Strana la vita interista di Stefano Pioli, uomo in mezzo al guado di una stagione che per media punti lo vede accostato ai santoni del mondo nerazzurro come José Mourinho ma per posizione in classifica lo rende precario come un De Boer qualunque, attorniato dalle solite presenze fantasmatiche che assumono le forme ora di Diego Simeone, ora di Antonio Conte.
A due giorni da Inter-Roma, scontro verità che dirà molto sulle velleità di terzo posto di Icardi e compagni, la schizofrenia mediatica non ha risparmiato nemmeno il tecnico emiliano, prigioniero di una situazione di cui non ha il controllo perché, per quanto possa essere dolce il presente, il passato è storia e il futuro è un enigma. Il rischio che la sfida che andrà in scena domenica sera a San Siro si trasformi in una specie di resa dei conti solo per l’uomo che siede in panchina è reale, e il primo a esserne consapevole è il diretto interessato, già abituato all’idea dallo scorso novembre quando ricevette quell’assist dal destino che mai sarebbe arrivato senza la somma delle scelte sportive non propriamente illuminate prese dalla società prima del suo avvento.
Insomma, per l’autoproclamatosi potenziatore venuto da Parma è arrivato il momento senechiano in cui il talento incontra l'occasione, che in questo caso viene circoscritta come la chance di una vita per chi è pronto ad accoglierla nella piena maturità della sua carriera. E poco importa se sarà l’unica che avrà ricevuto in dono dal Fato, quello che conta è esserci arrivato potendo dire di non aver alcun rimpianto, sapendo che comunque vada ne è valsa davvero la pena. Niente può scalfire un uomo che ha fatto la gavetta per più di 10 anni, che ha realizzato il sogno di guidare da allenatore la squadra che tifava da ragazzino. Nemmeno se il fallimento fosse bollato semplicisticamente come l’essere arrivato quarto in classifica in una corsa che assomiglia tanto a una 4X100 nella quale da frazionista più veloce ha ricevuto il testimone per recuperare il terreno perduto da Mancini, De Boer e Vecchi (quest’ultimo a dire il vero è l’unico ad aver rispettato il suo tempo).

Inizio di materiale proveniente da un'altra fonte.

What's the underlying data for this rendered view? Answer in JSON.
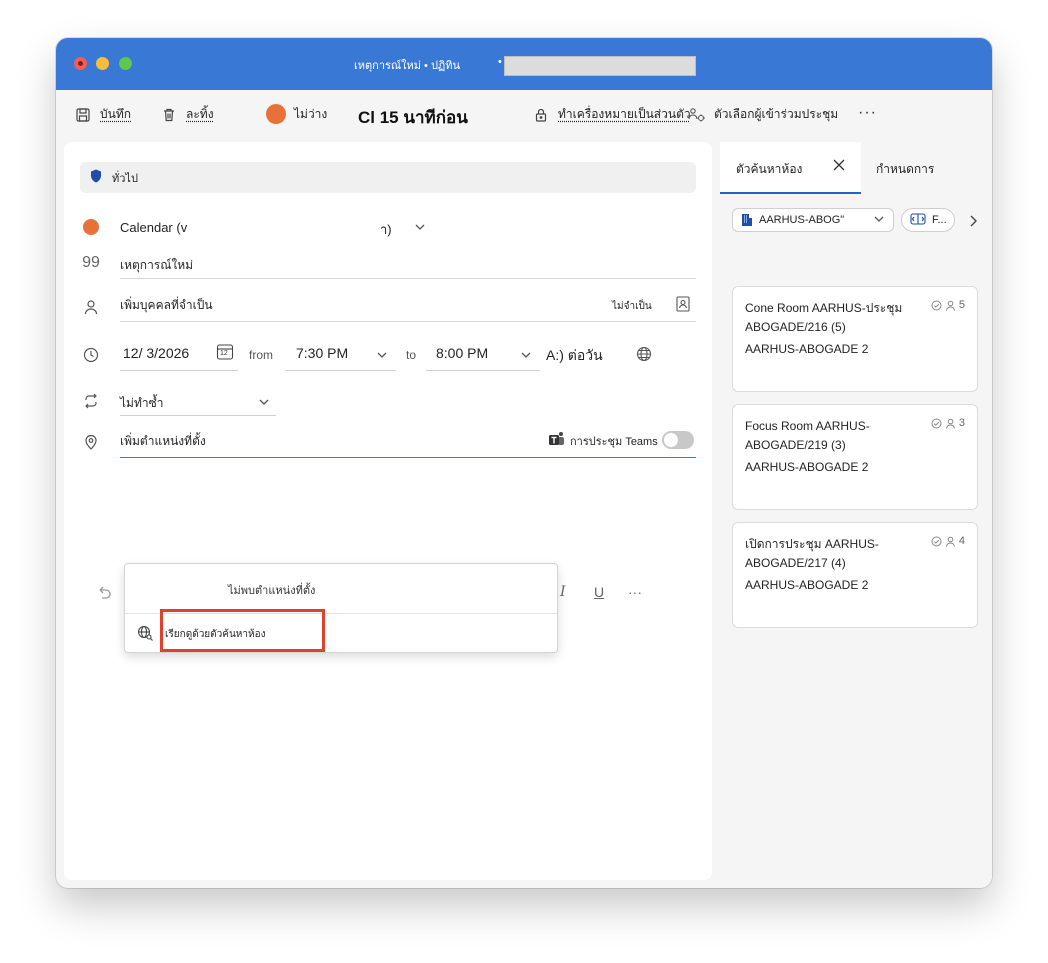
{
  "window": {
    "title": "เหตุการณ์ใหม่ • ปฏิทิน",
    "title_dot": "•"
  },
  "toolbar": {
    "save_label": "บันทึก",
    "discard_label": "ละทิ้ง",
    "status_label": "ไม่ว่าง",
    "reminder_label": "Cl 15 นาทีก่อน",
    "private_label": "ทำเครื่องหมายเป็นส่วนตัว",
    "attendee_options_label": "ตัวเลือกผู้เข้าร่วมประชุม",
    "more_label": "···"
  },
  "form": {
    "banner_label": "ทั่วไป",
    "calendar_label": "Calendar (v",
    "calendar_suffix": "า)",
    "title_value": "เหตุการณ์ใหม่",
    "attendees_placeholder": "เพิ่มบุคคลที่จำเป็น",
    "optional_label": "ไม่จำเป็น",
    "date_value": "12/ 3/2026",
    "date_icon_number": "12",
    "from_label": "from",
    "start_time": "7:30 PM",
    "to_label": "to",
    "end_time": "8:00 PM",
    "all_day_label": "A:) ต่อวัน",
    "repeat_value": "ไม่ทำซ้ำ",
    "location_placeholder": "เพิ่มตำแหน่งที่ตั้ง",
    "teams_label": "การประชุม Teams",
    "format_more": "···"
  },
  "location_dropdown": {
    "no_results": "ไม่พบตำแหน่งที่ตั้ง",
    "browse_label": "เรียกดูด้วยตัวค้นหาห้อง"
  },
  "side_panel": {
    "tab_room_finder": "ตัวค้นหาห้อง",
    "tab_scheduling": "กำหนดการ",
    "building_filter": "AARHUS-ABOG\"",
    "features_filter": "F...",
    "rooms": [
      {
        "name": "Cone Room AARHUS-ประชุม ABOGADE/216 (5)",
        "building": "AARHUS-ABOGADE 2",
        "capacity": "5"
      },
      {
        "name": "Focus Room AARHUS-ABOGADE/219 (3)",
        "building": "AARHUS-ABOGADE 2",
        "capacity": "3"
      },
      {
        "name": "เปิดการประชุม AARHUS-ABOGADE/217 (4)",
        "building": "AARHUS-ABOGADE 2",
        "capacity": "4"
      }
    ]
  },
  "colors": {
    "titlebar": "#3a78d6",
    "status_busy": "#e8713a",
    "highlight": "#e0412d",
    "accent": "#1a66c9"
  }
}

La falsa partenza del Mancio sullo sparo dello starter, causata dai rumori di fondo di un’incomunicabilità irrisolvibile con alcune figure della proprietà, ha tolto a tutti la possibilità concreta di vedere le reali potenzialità (qui ritorna il ruolo del potenziatore) di una squadra che dopo essersi classificata quarta a 13 punti dalla zona Champions è stata migliorata con gli arrivi di Banega, Ansaldi, Candreva, Joao Mario, Gabigol, e, ultimo ma non per importanza, Gagliardini.
Questo è il vero nodo mai sciolto di un’annata che non può essere ridotta banalmente ad uno scontro da dentro o fuori tra la quarta forza e la quarta forza del torneo; questa è la più grande sventura che dà voce agli iscritti del partito ‘se ci fosse stato Pioli da inizio stagione, avremmo lottato per lo scudetto’.
Beati loro che hanno tutte queste certezze. Agli altri, che non hanno la controprova per sbugiardarli, resta l’unico dato di fatto: oggi, a poco meno di 48 ore di una gara che non si può sbagliare, la trinità interista composta da proprietà, dirigenza e squadra non è ancora nella top tre d’Italia. Dove si debba rintracciare il motivo di questo risultato non è dato saperlo con certezza, ma dagli elementi di cui si dispone non sembra doversi identificare nella guida tecnica, unica vera 'grandezza nota' nell’ipotetica equazione che la prossima stagione dovrebbe portare la Beneamata all'agognata competitività per il titolo. Rinunciarvi, fosse anche per un valore che si reputa maggiore (leggi Conte o Simeone), vorrebbe dire trasformare l’operazione in un’uguaglianza a più incognite il cui risultato sarebbe rinnovare la recitazione del solito mantra che va per la maggiore in questi giorni ‘se ci fosse stato X in panchina, avremmo lottato per lo scudetto’.
Una specie di Inter’s karma, la religione politeista nerazzurra che professa che dalla continua reincarnazione della figura del tecnico si ottenga un miglior destino per la vita successiva.